Cold air is normally concentrated around the North Pole in the polar vortex, an area of low pressure that circulates in a tight formation in the stratosphere during winter. This rotation is likened by scientists to a spinning top, one that can meander if it is interfered with.

This interference, researchers say, is occurring through changes to the jet stream, a band of strong winds that wraps around the globe at lower elevations than the polar vortex. The warming of the Arctic, it is thought, is causing the jet stream to shift. “The energy escaping from the jet stream bangs into the polar vortex so it starts to wobble and move all over the place,” said Cohen. “Where the polar vortex goes, so goes the cold air.”

This phenomenon has shown itself to a dramatic degree over the past month, with a splitting of the polar vortex helping cause huge flurries of snow in Europe as well as record cold temperatures in parts of the U.S. more accustomed to milder winters.

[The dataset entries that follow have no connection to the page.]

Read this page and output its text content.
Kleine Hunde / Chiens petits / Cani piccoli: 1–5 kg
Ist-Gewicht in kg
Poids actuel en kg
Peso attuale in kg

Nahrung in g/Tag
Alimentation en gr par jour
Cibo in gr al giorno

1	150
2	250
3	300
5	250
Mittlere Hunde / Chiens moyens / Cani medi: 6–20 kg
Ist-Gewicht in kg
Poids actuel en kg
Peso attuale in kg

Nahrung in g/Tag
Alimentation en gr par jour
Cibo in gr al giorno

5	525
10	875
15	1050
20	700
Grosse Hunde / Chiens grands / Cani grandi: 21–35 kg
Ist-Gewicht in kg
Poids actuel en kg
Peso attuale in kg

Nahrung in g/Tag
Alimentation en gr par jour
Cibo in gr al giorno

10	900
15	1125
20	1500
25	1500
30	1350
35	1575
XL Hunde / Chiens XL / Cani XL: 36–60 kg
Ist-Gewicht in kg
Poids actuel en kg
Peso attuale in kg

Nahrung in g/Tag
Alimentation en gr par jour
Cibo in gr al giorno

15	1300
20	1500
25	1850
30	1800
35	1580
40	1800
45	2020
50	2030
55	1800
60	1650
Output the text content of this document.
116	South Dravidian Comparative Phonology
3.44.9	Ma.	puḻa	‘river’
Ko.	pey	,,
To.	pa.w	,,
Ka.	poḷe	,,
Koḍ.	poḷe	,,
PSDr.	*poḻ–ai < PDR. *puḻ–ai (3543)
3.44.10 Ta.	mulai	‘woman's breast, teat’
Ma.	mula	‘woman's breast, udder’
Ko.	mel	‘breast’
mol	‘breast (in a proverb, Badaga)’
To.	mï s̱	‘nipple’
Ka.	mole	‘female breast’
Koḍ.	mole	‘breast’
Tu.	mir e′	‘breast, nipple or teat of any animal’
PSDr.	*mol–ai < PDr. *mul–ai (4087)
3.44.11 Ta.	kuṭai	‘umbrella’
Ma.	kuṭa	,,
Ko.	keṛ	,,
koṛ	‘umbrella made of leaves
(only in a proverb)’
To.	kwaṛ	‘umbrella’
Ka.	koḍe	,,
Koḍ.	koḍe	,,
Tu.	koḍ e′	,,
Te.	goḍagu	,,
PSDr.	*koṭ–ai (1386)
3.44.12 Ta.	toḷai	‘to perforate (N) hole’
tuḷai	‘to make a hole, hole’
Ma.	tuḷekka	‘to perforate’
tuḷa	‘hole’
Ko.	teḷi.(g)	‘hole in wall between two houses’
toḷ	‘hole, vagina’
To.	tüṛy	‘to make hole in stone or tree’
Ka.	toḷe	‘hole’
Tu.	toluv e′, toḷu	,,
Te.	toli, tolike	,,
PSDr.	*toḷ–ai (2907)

“I’d say the situation this winter is consistent with research that has connected what’s happening in the Arctic with extreme weather patterns in the mid-latitudes,” said Jennifer Francis, a senior scientist at Woodwell Climate Research Center who has studied the issue. “The polar vortex can elongate, stretch into different shapes and even split. We have seen a very big disruption this year.”

There is no consensus among scientists over the interaction between Arctic heat and cold weather further south — Francis calls the topic an “active area of research.” Global heating is causing warmer winters, and record cold temperatures are now being clearly outpaced by record hot temperatures, but the complex interplay of climatic conditions still requires further scrutiny, to the consternation of some and even mockery among others, including former US presidents.

“We still have a lot to learn on this,” said Francis. “I think this year will be studied for a long time.”